My personal preference is this:

var assets = "/images"

var sounds = assets+"/sounds"

I always use absolute paths (/images/...), it feels less prone to error, to me. It is also more fool proof to use var sounds = assets+"/sounds" because even if assets had a trailing slash and you ended up with /images//sounds, it would still resolve to /images/sounds. The one disclaimer being that it depends on your request handler. Apache seems to handle it fine (at least certain versions/configurations, see http://www.amazon.com//gp//site-directory//ref=nav_sad). With the other way you'd end up with /imagessounds, not so fool proof :) There is also the option of checking for double slashes and cleaning them up. Not an option with the other approach.

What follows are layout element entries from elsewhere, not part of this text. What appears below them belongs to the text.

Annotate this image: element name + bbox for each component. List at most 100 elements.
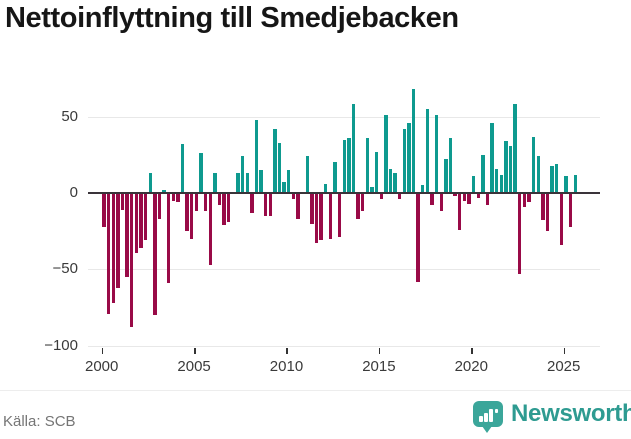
bar-2014-q3 bbox=[370, 186, 374, 193]
y-tick-label-50: 50 bbox=[61, 107, 78, 125]
x-tick-2020 bbox=[471, 348, 473, 354]
x-tick-label-2025: 2025 bbox=[547, 358, 581, 375]
bar-2006-q3 bbox=[222, 193, 226, 226]
bar-2002-q2 bbox=[143, 193, 148, 241]
bar-2023-q4 bbox=[541, 193, 545, 221]
x-tick-label-2000: 2000 bbox=[85, 358, 119, 375]
bar-2011-q4 bbox=[319, 193, 323, 241]
bar-2005-q2 bbox=[199, 153, 203, 193]
badge-tail-icon bbox=[482, 426, 492, 433]
newsworthy-badge-icon bbox=[473, 401, 503, 433]
bar-2004-q3 bbox=[185, 193, 189, 232]
bar-2015-q4 bbox=[393, 173, 397, 193]
bar-2021-q2 bbox=[495, 168, 499, 193]
bar-2016-q4 bbox=[411, 89, 416, 193]
bar-2007-q3 bbox=[240, 156, 245, 193]
newsworthy-logo-link[interactable]: Newsworthy bbox=[473, 400, 631, 433]
bar-2006-q4 bbox=[227, 193, 231, 222]
bar-2025-q3 bbox=[573, 174, 577, 193]
bar-2011-q2 bbox=[310, 193, 314, 224]
badge-bar-icon bbox=[479, 416, 483, 422]
gridline--100 bbox=[88, 345, 600, 347]
x-tick-label-2015: 2015 bbox=[362, 358, 396, 375]
y-tick-label-0: 0 bbox=[69, 184, 78, 201]
bar-2004-q1 bbox=[176, 193, 180, 203]
bar-2012-q4 bbox=[337, 193, 342, 238]
badge-bar-icon bbox=[489, 409, 493, 422]
bar-2002-q4 bbox=[153, 193, 157, 316]
gridline-50 bbox=[88, 116, 600, 118]
bar-2009-q2 bbox=[273, 128, 277, 193]
bar-2000-q2 bbox=[106, 193, 111, 314]
x-tick-2015 bbox=[378, 348, 381, 354]
newsworthy-wordmark: Newsworthy bbox=[511, 400, 631, 427]
bar-2004-q4 bbox=[190, 193, 194, 239]
bar-2012-q1 bbox=[324, 183, 328, 193]
bar-2005-q3 bbox=[203, 193, 208, 212]
bar-2022-q3 bbox=[518, 193, 522, 274]
bar-2001-q1 bbox=[120, 193, 125, 210]
bar-2024-q2 bbox=[550, 165, 554, 193]
bar-2013-q4 bbox=[356, 193, 360, 219]
bar-2007-q2 bbox=[236, 173, 240, 193]
bar-2006-q2 bbox=[217, 193, 222, 206]
bar-2018-q3 bbox=[444, 159, 448, 193]
bar-2010-q1 bbox=[287, 170, 291, 193]
bar-2019-q4 bbox=[467, 193, 471, 204]
bar-2004-q2 bbox=[180, 144, 185, 193]
bar-2014-q2 bbox=[365, 138, 370, 193]
bar-2021-q4 bbox=[504, 141, 508, 193]
bar-2008-q4 bbox=[264, 193, 268, 216]
x-tick-label-2010: 2010 bbox=[269, 358, 304, 375]
bar-2010-q2 bbox=[291, 193, 296, 200]
bar-2016-q3 bbox=[407, 122, 411, 193]
bar-2023-q2 bbox=[531, 136, 536, 193]
bar-2025-q1 bbox=[564, 176, 568, 193]
bar-2010-q3 bbox=[296, 193, 300, 219]
x-tick-2000 bbox=[101, 348, 104, 354]
bar-2003-q4 bbox=[171, 193, 175, 201]
bar-2023-q1 bbox=[527, 193, 531, 203]
bar-2020-q3 bbox=[481, 154, 485, 193]
bar-2003-q3 bbox=[166, 193, 171, 284]
bar-2023-q3 bbox=[536, 156, 540, 193]
bar-2006-q1 bbox=[213, 173, 217, 193]
bar-2013-q3 bbox=[351, 104, 356, 193]
bar-2024-q4 bbox=[559, 193, 564, 245]
bar-2000-q4 bbox=[116, 193, 120, 288]
bar-2022-q1 bbox=[508, 145, 513, 193]
bar-2019-q2 bbox=[458, 193, 462, 230]
plot-area bbox=[88, 80, 600, 354]
x-tick-label-2020: 2020 bbox=[454, 358, 488, 375]
bar-2024-q3 bbox=[555, 164, 559, 193]
bar-2009-q1 bbox=[268, 193, 272, 216]
bar-2015-q1 bbox=[379, 193, 383, 200]
bar-2018-q4 bbox=[448, 138, 453, 193]
bar-2016-q2 bbox=[402, 128, 406, 193]
bar-2024-q1 bbox=[545, 193, 550, 232]
bar-2003-q1 bbox=[157, 193, 162, 219]
bar-2001-q4 bbox=[134, 193, 139, 253]
footer-divider bbox=[0, 390, 631, 391]
bar-2015-q2 bbox=[384, 115, 388, 193]
bar-2005-q4 bbox=[208, 193, 212, 265]
bar-2025-q2 bbox=[568, 193, 573, 227]
bar-2021-q3 bbox=[499, 174, 503, 193]
bar-2020-q2 bbox=[476, 193, 480, 198]
badge-dot-icon bbox=[494, 408, 499, 413]
bar-2013-q2 bbox=[347, 138, 351, 193]
bar-2008-q2 bbox=[254, 119, 259, 193]
bar-2008-q1 bbox=[250, 193, 254, 213]
bar-2000-q1 bbox=[102, 193, 106, 227]
bar-2015-q3 bbox=[388, 168, 393, 193]
bar-2012-q2 bbox=[328, 193, 333, 239]
bar-2021-q1 bbox=[490, 122, 494, 193]
bar-2011-q1 bbox=[305, 156, 309, 193]
bar-2009-q4 bbox=[282, 182, 286, 193]
gridline--50 bbox=[88, 269, 600, 271]
bar-2022-q4 bbox=[522, 193, 527, 207]
bar-2020-q1 bbox=[471, 176, 476, 193]
bar-2009-q3 bbox=[277, 142, 282, 193]
source-label: Källa: SCB bbox=[3, 413, 76, 430]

In Smalltalk it is straightforward to define the / method in String so that it works like this:

'assets' / 'sounds' => 'assets/sounds'.
'assets/' / 'sounds' => 'assets/sounds'.
'assets' / '/sounds' => 'assets/sounds'.
'assets/' / '/sounds' => 'assets/sounds'.

Here is a simple implementation of the method (you can make it better):

/ aString
    | slash first second |
    slash := Directory separator.
    first := self.
    (first endsWith: slash) ifTrue: [first := first allButLast].
    second := aString.
    (second beginsWith: slash) ifTrue: [second := second allButFirst].
    ^first , slash , second

Note: you might also want to pay better attention to border cases such as '' / '', 'x/' / '', etc., in order to determine the proper behavior.